Of course, we approach that story with the benefit of hindsight. We know that the temple was not made to last, that indeed it only had another forty years before it would be destroyed - and not rebuilt. We also know that Jesus meant his own body when he referred to destroying this temple. The dwelling place of God was no longer in a building but in a man. To the human hearer, Jesus' assertion about his bodily destruction sounds like the greatest folly of all. Paul wrote: "For the message about the cross is foolishness to those who are perishing, but to us who are being saved it is the power of God." By any human logic, the cross does not make sense. It only makes sense seen through the explanation God offers through the wisdom of the Holy Spirit. In the cross Jesus showed us how to accept death, defeat and destruction, and in the resurrection he shows us what lies beyond that destruction for those who truly worship him.
Our priority must be to worship God. However odd it sounds to those who are aware of the need to fix roofs damaged by lead thieves, or organs, or to ensure that works generated by quinquennial inspections can be paid for, these things are not our first priority, not even second or third.

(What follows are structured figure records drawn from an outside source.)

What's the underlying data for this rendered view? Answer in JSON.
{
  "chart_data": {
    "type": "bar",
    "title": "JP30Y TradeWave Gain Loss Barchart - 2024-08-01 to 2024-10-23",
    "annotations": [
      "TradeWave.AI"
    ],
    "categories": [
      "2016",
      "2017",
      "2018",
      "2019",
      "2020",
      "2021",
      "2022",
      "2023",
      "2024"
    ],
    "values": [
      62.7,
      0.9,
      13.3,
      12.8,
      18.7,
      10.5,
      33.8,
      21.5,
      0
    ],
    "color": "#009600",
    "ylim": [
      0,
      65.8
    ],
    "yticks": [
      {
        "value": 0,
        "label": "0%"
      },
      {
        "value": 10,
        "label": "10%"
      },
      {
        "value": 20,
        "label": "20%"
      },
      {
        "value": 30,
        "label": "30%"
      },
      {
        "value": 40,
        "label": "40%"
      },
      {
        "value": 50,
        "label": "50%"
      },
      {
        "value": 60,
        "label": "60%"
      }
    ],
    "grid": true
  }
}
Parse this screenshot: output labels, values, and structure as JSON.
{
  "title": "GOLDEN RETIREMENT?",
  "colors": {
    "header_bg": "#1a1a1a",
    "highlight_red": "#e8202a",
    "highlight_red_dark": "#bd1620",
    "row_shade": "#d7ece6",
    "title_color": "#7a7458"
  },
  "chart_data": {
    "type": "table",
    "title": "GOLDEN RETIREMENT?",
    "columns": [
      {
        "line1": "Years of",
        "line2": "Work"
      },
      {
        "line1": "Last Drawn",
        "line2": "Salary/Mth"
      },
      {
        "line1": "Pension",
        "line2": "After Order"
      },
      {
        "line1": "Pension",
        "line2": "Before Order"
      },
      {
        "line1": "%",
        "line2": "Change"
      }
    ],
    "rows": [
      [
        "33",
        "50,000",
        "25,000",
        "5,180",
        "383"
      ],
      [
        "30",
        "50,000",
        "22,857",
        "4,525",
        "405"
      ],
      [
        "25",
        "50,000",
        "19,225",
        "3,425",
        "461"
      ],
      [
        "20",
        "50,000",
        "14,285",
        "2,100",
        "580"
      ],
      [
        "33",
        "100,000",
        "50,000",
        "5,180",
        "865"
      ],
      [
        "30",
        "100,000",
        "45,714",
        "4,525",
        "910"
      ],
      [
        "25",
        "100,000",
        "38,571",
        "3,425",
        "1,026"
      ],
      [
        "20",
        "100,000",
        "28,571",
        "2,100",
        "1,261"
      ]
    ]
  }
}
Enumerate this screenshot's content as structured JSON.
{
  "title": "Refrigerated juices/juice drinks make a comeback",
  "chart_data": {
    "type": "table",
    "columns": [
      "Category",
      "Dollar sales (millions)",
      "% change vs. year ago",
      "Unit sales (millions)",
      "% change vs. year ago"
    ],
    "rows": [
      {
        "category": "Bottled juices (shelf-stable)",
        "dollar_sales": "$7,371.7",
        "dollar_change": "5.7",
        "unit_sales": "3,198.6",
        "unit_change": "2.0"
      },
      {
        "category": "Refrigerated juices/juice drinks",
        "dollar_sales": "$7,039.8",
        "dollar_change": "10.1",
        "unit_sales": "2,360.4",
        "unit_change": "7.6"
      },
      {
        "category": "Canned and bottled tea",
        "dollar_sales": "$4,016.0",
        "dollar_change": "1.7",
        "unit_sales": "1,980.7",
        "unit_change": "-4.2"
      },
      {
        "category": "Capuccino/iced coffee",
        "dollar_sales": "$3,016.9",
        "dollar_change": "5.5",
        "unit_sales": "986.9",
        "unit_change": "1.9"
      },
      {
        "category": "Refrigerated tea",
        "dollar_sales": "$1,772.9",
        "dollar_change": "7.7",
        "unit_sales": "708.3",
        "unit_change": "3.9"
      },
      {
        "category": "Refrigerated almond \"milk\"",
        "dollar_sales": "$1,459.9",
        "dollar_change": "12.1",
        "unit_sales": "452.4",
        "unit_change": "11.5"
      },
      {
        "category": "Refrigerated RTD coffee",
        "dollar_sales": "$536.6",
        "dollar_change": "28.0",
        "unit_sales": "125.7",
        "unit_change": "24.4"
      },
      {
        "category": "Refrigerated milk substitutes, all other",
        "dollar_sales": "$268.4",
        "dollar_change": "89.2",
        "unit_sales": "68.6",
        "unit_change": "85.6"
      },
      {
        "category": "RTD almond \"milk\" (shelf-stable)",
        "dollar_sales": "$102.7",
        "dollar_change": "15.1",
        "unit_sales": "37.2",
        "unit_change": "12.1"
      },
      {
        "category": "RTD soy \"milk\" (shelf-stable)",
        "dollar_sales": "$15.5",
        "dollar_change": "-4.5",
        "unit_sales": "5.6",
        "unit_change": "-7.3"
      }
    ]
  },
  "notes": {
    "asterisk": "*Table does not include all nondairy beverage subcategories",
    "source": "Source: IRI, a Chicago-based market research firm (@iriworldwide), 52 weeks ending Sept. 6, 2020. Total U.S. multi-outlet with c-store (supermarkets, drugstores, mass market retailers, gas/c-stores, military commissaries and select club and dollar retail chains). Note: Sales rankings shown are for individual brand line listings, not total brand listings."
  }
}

If we manage our money with such things as priorities then we are acting according to human wisdom. That is not good enough. We are as deserving of Jesus turning the tables on us as the temple authorities were. Rather, we must seek first God's Kingdom, and worship Him. It is not for us to focus on buildings as though they matter to God. Jesus told Peter that he, Jesus, would build his church. Not us. Jesus is the builder and we are the workforce taking his directions. If we don't work according to his priorities then the edifices we try to build and preserve according to our own wisdom will crumble and fall as thoroughly as the temple did in AD70. Jesus' design for his church is not about buildings or institutions, not about committees, meetings or minutes, not about processes set out in rule books or having reserves of money in case the tower falls down. His design is not one that human wisdom would ever come up with. It is about people, living in grace, trusting God to provide for them, being obedient to his command to love him first before all else.
God's foolishness is wiser than human wisdom, and God's weakness is stronger than human strength.